Consensus reconstruction

Thirty sequences representing a single OTU with the same top DMegaBLAST scores were copied into a separate folder and used to build a consensus rRNA operon from the host organism via an iterative LastZ alignment approach [22]. Initially, ten sequences were selected to build a consensus sequence by MUSCLE alignment using Geneious. This consensus was exported as text and imported in Pages to remove gaps. This MUSCLE consensus was used to re-align the original 10 operon sequences into a new LastZ consensus (termed “con 1A”). “Con 1A” was then used to align 20 of the rRNA operon sequences with LastZ to create “con 2A”. “Con 2A” was then used to align 30 of the rRNA operons to create a final consensus. The process was repeated with the next set of operon sequences (e.g., con 1B) and with the final set of 10 sequences (con 1C, etc.) All three final consensus sequences (A, B, C) were assessed for coverage and sequence length to choose a final consensus that best represents the OTU (Fig. 4). This final rRNA consensus sequence was annotated by selecting regions excluding the priming sites and screened by BLAST against the NR database to determine the full extent of the 16S and 23S rRNA genes.

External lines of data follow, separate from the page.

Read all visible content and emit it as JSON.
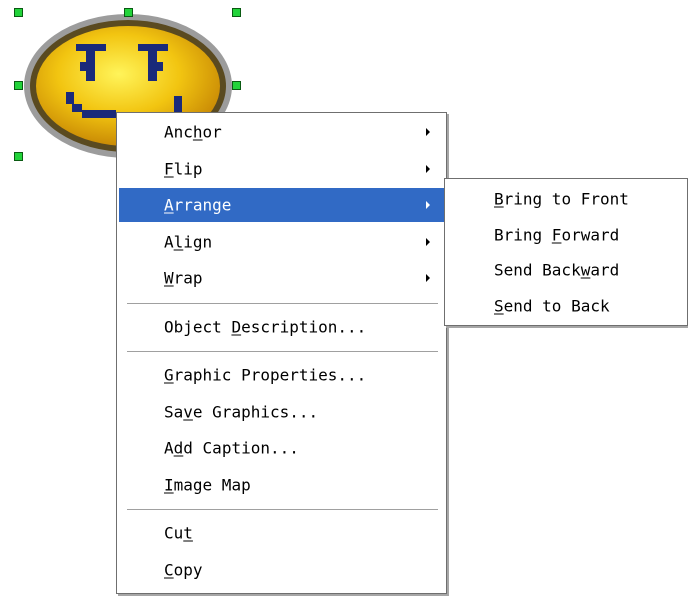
{
  "context_menu": {
    "groups": [
      [
        {
          "pre": "Anc",
          "key": "h",
          "post": "or",
          "submenu": true
        },
        {
          "pre": "",
          "key": "F",
          "post": "lip",
          "submenu": true
        },
        {
          "pre": "",
          "key": "A",
          "post": "rrange",
          "submenu": true,
          "highlighted": true
        },
        {
          "pre": "A",
          "key": "l",
          "post": "ign",
          "submenu": true
        },
        {
          "pre": "",
          "key": "W",
          "post": "rap",
          "submenu": true
        }
      ],
      [
        {
          "pre": "Object ",
          "key": "D",
          "post": "escription...",
          "submenu": false
        }
      ],
      [
        {
          "pre": "",
          "key": "G",
          "post": "raphic Properties...",
          "submenu": false
        },
        {
          "pre": "Sa",
          "key": "v",
          "post": "e Graphics...",
          "submenu": false
        },
        {
          "pre": "A",
          "key": "d",
          "post": "d Caption...",
          "submenu": false
        },
        {
          "pre": "",
          "key": "I",
          "post": "mage Map",
          "submenu": false
        }
      ],
      [
        {
          "pre": "Cu",
          "key": "t",
          "post": "",
          "submenu": false
        },
        {
          "pre": "",
          "key": "C",
          "post": "opy",
          "submenu": false
        }
      ]
    ]
  },
  "arrange_submenu": {
    "items": [
      {
        "pre": "",
        "key": "B",
        "post": "ring to Front"
      },
      {
        "pre": "Bring ",
        "key": "F",
        "post": "orward"
      },
      {
        "pre": "Send Back",
        "key": "w",
        "post": "ard"
      },
      {
        "pre": "",
        "key": "S",
        "post": "end to Back"
      }
    ]
  },
  "colors": {
    "highlight": "#316ac5",
    "selection_handle": "#22d33a",
    "smiley_face": "#f2c511",
    "smiley_features": "#1a2a7a"
  },
  "icons": {
    "graphic": "smiley-face-icon",
    "submenu_arrow": "submenu-arrow-icon"
  }
}
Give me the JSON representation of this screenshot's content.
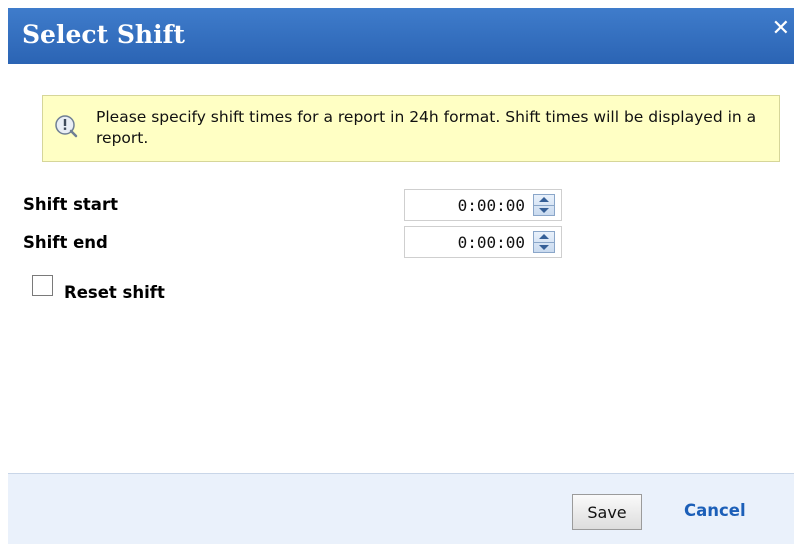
{
  "dialog": {
    "title": "Select Shift",
    "close_glyph": "✕"
  },
  "info": {
    "icon": "info-icon",
    "text": "Please specify shift times for a report in 24h format. Shift times will be displayed in a report."
  },
  "fields": {
    "shift_start": {
      "label": "Shift start",
      "value": "0:00:00"
    },
    "shift_end": {
      "label": "Shift end",
      "value": "0:00:00"
    }
  },
  "reset": {
    "label": "Reset shift",
    "checked": false
  },
  "footer": {
    "save_label": "Save",
    "cancel_label": "Cancel"
  },
  "colors": {
    "title_bar": "#2f6cbd",
    "info_background": "#ffffc4",
    "footer_background": "#eaf1fb",
    "link": "#1c5fb8"
  }
}
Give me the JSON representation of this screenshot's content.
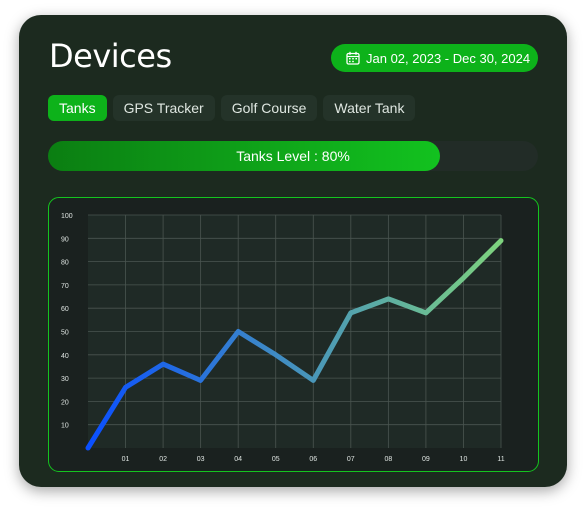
{
  "header": {
    "title": "Devices",
    "date_range": "Jan 02, 2023 - Dec 30, 2024"
  },
  "icons": {
    "date": "calendar-icon"
  },
  "colors": {
    "accent": "#0db21a",
    "card": "#1c2a1f",
    "line_start": "#0a4fff",
    "line_end": "#7ed37e"
  },
  "tabs": [
    {
      "label": "Tanks",
      "active": true
    },
    {
      "label": "GPS Tracker",
      "active": false
    },
    {
      "label": "Golf Course",
      "active": false
    },
    {
      "label": "Water Tank",
      "active": false
    }
  ],
  "tank_level": {
    "label": "Tanks Level : 80%",
    "percent": 80
  },
  "chart_data": {
    "type": "line",
    "title": "",
    "xlabel": "",
    "ylabel": "",
    "x_ticks": [
      "01",
      "02",
      "03",
      "04",
      "05",
      "06",
      "07",
      "08",
      "09",
      "10",
      "11"
    ],
    "y_ticks": [
      "10",
      "20",
      "30",
      "40",
      "50",
      "60",
      "70",
      "80",
      "90",
      "100"
    ],
    "ylim": [
      0,
      100
    ],
    "grid": true,
    "series": [
      {
        "x": [
          0,
          1,
          2,
          3,
          4,
          5,
          6,
          7,
          8,
          9,
          10,
          11
        ],
        "values": [
          0,
          26,
          36,
          29,
          50,
          40,
          29,
          58,
          64,
          58,
          73,
          89
        ]
      }
    ]
  }
}
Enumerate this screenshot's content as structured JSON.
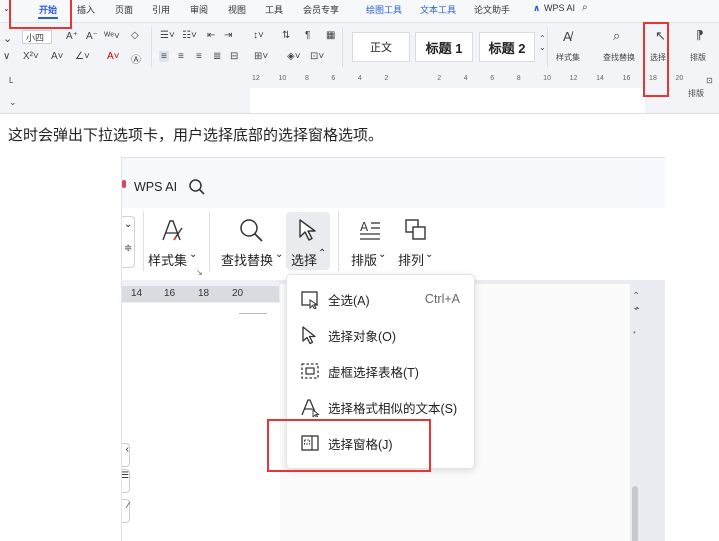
{
  "ribbon": {
    "tabs": [
      "开始",
      "插入",
      "页面",
      "引用",
      "审阅",
      "视图",
      "工具",
      "会员专享",
      "绘图工具",
      "文本工具",
      "论文助手"
    ],
    "active_tab": "开始",
    "wps_ai": "WPS AI",
    "font_size": "小四",
    "styles": [
      "正文",
      "标题 1",
      "标题 2"
    ],
    "tool_labels": {
      "style_set": "样式集",
      "find_replace": "查找替换",
      "select": "选择",
      "arrange": "排版"
    },
    "ruler_ticks": [
      "12",
      "10",
      "8",
      "6",
      "4",
      "2",
      "",
      "2",
      "4",
      "6",
      "8",
      "10",
      "12",
      "14",
      "16",
      "18",
      "20"
    ],
    "arrange_bottom": "排版",
    "accent": "#2b5fd9",
    "highlight": "#e53535"
  },
  "article": {
    "text": "这时会弹出下拉选项卡，用户选择底部的选择窗格选项。"
  },
  "shot": {
    "wps_ai": "WPS AI",
    "toolbar": {
      "style_set": "样式集",
      "find_replace": "查找替换",
      "select": "选择",
      "layout": "排版",
      "arrange": "排列"
    },
    "ruler_ticks": [
      "14",
      "16",
      "18",
      "20"
    ],
    "menu": [
      {
        "label": "全选(A)",
        "shortcut": "Ctrl+A",
        "icon": "select-all-icon"
      },
      {
        "label": "选择对象(O)",
        "shortcut": "",
        "icon": "cursor-icon"
      },
      {
        "label": "虚框选择表格(T)",
        "shortcut": "",
        "icon": "dashed-table-icon"
      },
      {
        "label": "选择格式相似的文本(S)",
        "shortcut": "",
        "icon": "similar-format-icon"
      },
      {
        "label": "选择窗格(J)",
        "shortcut": "",
        "icon": "selection-pane-icon"
      }
    ]
  }
}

Phylogenetic tree analysis

A maximum likelihood method (FastTree 2.1.5 with default settings) was used to reconstruct phylogenetic trees by first aligning full-length sequence for the ribosomal subunits with MUSCLE. The alignment was edited in Geneious to retain only unambiguously aligned bases (16S rRNA genes-1292 bp and 23S rRNA genes-1767 bp).